Le caractère de cette crise sans exemple suscite en mon esprit je ne sais quelle religieuse terreur ; j’ai tout tenté pour me dérober, par l’étude, à cette sorte d’obsession : ni l’histoire ne me fournit d’analogies pour comprendre, ni la politique d’inductions pour conclure, tant l’invraisemblance de nos malheurs l’emporte encore sur leur étendue !
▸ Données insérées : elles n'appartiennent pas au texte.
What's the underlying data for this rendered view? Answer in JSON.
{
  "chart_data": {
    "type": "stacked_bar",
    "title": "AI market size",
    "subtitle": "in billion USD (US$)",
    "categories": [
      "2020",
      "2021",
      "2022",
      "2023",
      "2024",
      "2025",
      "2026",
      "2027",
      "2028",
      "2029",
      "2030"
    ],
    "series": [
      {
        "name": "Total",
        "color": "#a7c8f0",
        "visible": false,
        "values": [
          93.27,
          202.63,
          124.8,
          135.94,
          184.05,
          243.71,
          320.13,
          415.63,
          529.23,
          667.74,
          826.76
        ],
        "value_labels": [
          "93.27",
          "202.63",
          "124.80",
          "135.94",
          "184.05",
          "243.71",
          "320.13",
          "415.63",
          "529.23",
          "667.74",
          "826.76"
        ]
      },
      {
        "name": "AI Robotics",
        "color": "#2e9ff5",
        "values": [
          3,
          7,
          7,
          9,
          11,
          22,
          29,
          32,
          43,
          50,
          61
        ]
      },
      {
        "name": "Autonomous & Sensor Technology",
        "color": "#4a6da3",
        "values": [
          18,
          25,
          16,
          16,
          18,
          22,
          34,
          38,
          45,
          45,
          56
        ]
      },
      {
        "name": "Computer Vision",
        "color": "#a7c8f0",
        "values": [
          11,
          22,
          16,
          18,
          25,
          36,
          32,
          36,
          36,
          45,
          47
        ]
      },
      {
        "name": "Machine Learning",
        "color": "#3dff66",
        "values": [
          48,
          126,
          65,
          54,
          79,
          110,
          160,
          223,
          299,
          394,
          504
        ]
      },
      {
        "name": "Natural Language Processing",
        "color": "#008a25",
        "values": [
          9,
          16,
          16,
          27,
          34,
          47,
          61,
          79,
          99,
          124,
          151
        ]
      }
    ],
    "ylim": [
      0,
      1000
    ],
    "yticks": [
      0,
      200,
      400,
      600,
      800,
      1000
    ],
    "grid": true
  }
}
J’ai voulu compléter mon Histoire du gouvernement représentatif en la poussant jusqu’au rétablissement du régime parlementaire imposé au pouvoir personnel par la volonté du pays ; mais, repris en présence de tant de problèmes nouveaux, ce travail m’a fait éprouver une douleur dont je ne soupçonnais pas l’amertume, celle de douter, sur la fin de sa carrière, des idées qu’on a le plus fidèlement servies. Je me suis réfugié dans la prière pour chercher plus haut le secours que me refusait ma faiblesse, et j’ai demandé à Dieu de détacher mon cœur de ce monde qui semble s’abîmer dans la nuit. Mais l’homme ne reçoit pas toujours ce don fortifiant de prier, plus rare peut-être aux heures où les plus fortes âmes semblent fléchir sous la mystérieuse grandeur des épreuves. Afin de trouver quelque apaisement dans la sereine contemplation du beau, j’ai repris nos écri-

  1. Un mois après ces lignes écrites, mon fils succombait, à l’âge de vingt-sept ans, aux fatigues du voyage d’exploration qui l’avait conduit des bouches du Mékong a celles du fleuve Bleu, à travers le Cambodge, le Laos, la Birmanie et l’Empire chinois.